Running a MapReduce Job

MapReduce is a programming model for large-scale data processing. It divides the complex data processing task into two main phases: "map" and "reduce". The map phase splits a large amount of data into small chunks for parallel processing. Each node independently executes the user-defined map function and produces intermediate key/value pairs. The reduce phase groups all values with the same key, uses the reduce function to aggregates and summarizes the values, and produces a final set of key/value pairs. This distributed computing framework efficiently processes PB-scale data while overcoming the performance limitations of traditional single-node processing through fault tolerance and automatic task scheduling. It is widely used in scenarios such as search engine indexing, log analysis, and data statistics.

MRS allows you to submit and run your own programs, and get the results. This section will show you how to submit a MapReduce job in an MRS cluster.

You can create a job online and submit it for running on the MRS console, or submit a job in CLI mode on the MRS cluster client.

Prerequisites

You have uploaded the program packages and data files required by jobs to OBS or HDFS.
If the job program needs to read and analyze data in the OBS file system, you need to configure storage-compute decoupling for the MRS cluster. For details, see Configuring Storage-Compute Decoupling for an MRS Cluster.

Notes and Constraints

When the policy of the user group to which an IAM user belongs changes from MRS ReadOnlyAccess to MRS CommonOperations, MRS FullAccess, or MRS Administrator, or vice versa, wait for five minutes after user synchronization for the System Security Services Daemon (SSSD) cache of the cluster node to refresh. Submit a job on the MRS console after the new policy takes effect. Otherwise, the job submission may fail.
If the IAM username contains spaces (for example, admin 01), you cannot create jobs on the MRS console.

Video Tutorial

This tutorial demonstrates how to submit and view a MapReduce job on the cluster management page of the MRS console.

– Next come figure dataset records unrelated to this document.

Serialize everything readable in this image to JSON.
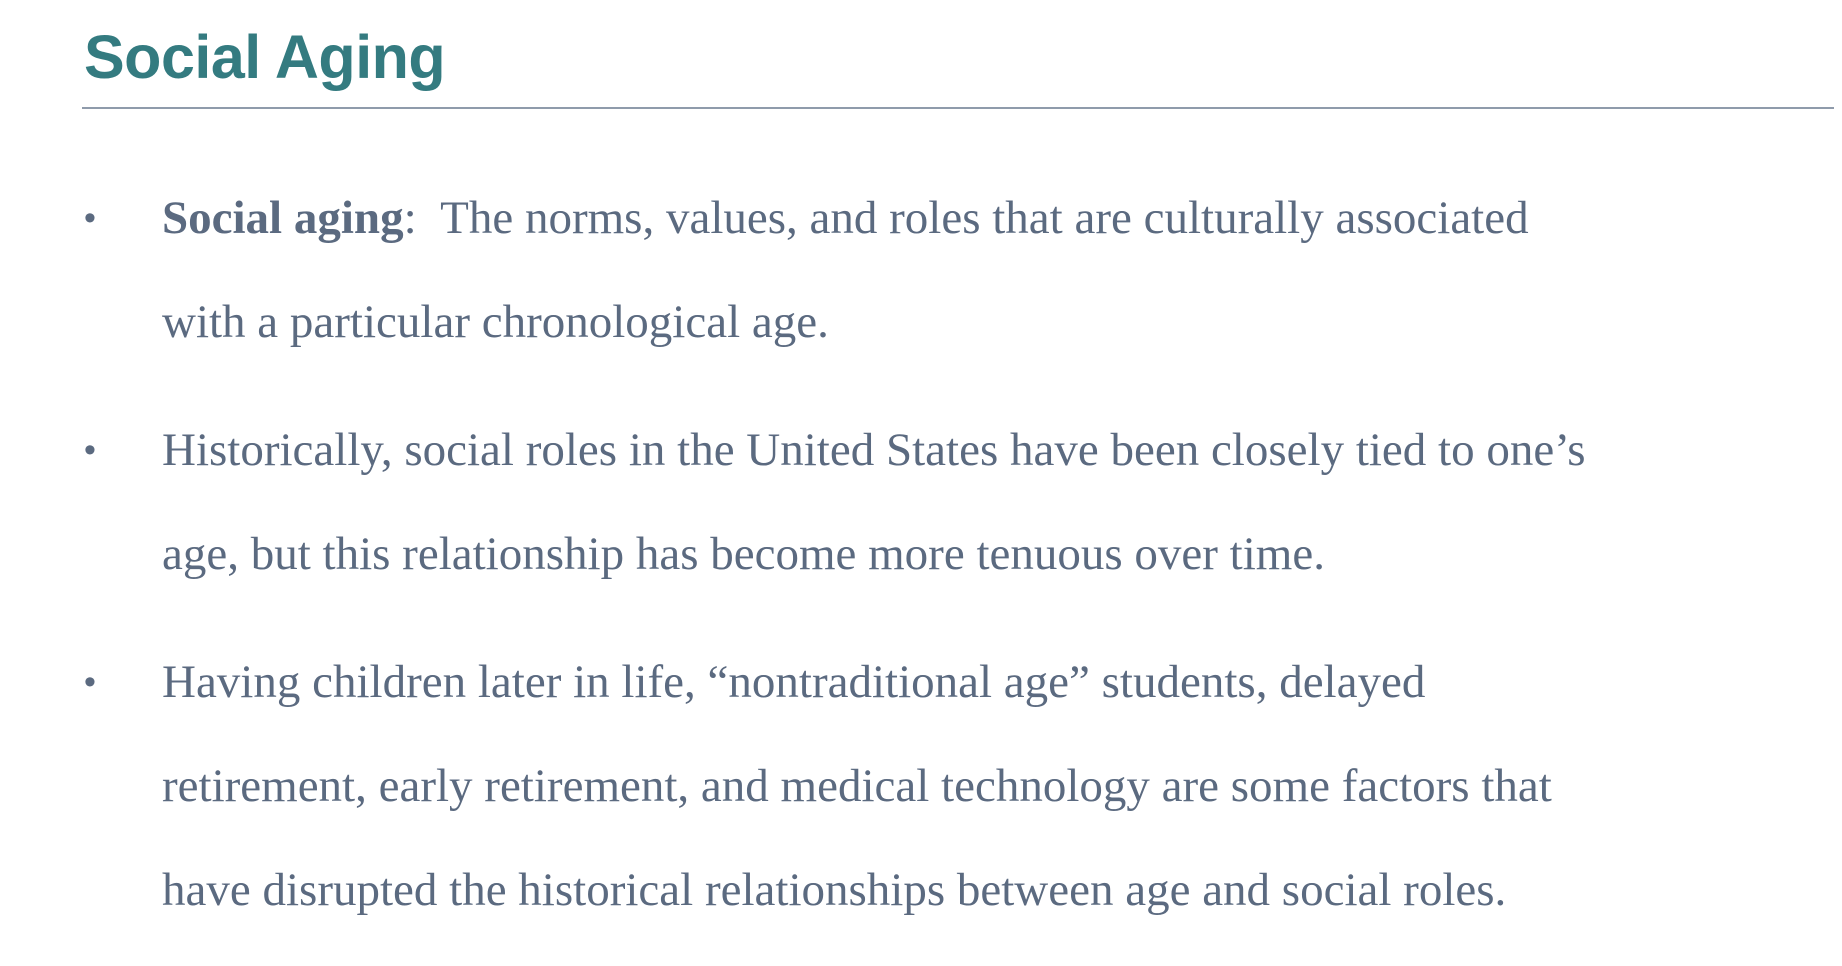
{
  "slide": {
    "title": "Social Aging",
    "colors": {
      "title": "#347b80",
      "body_text": "#5b6a80",
      "rule": "#8f9bab",
      "background": "#ffffff"
    },
    "bullet_symbol": "•",
    "bullets": [
      {
        "term": "Social aging",
        "term_suffix": ":",
        "lines": [
          "The norms, values, and roles that are culturally associated",
          "with a particular chronological age."
        ]
      },
      {
        "lines": [
          "Historically, social roles in the United States have been closely tied to one’s",
          "age, but this relationship has become more tenuous over time."
        ]
      },
      {
        "lines": [
          "Having children later in life, “nontraditional age” students, delayed",
          "retirement, early retirement, and medical technology are some factors that",
          "have disrupted the historical relationships between age and social roles."
        ]
      }
    ]
  }
}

The UI may vary depending on the version. This tutorial is for reference only.

Submitting a Job

You can create and run jobs online using the management console or submit jobs by running commands on the cluster client.

Prepare the application and data.

This section uses the Hadoop word count application as an example. You can obtain the sample program from the MRS cluster client (Client installation directory/HDFS/hadoop/share/hadoop/mapreduce/hadoop-mapreduce-examples-XXX.jar) and upload the program to a specified directory in HDFS or OBS. For details, see Uploading Application Data to an MRS Cluster.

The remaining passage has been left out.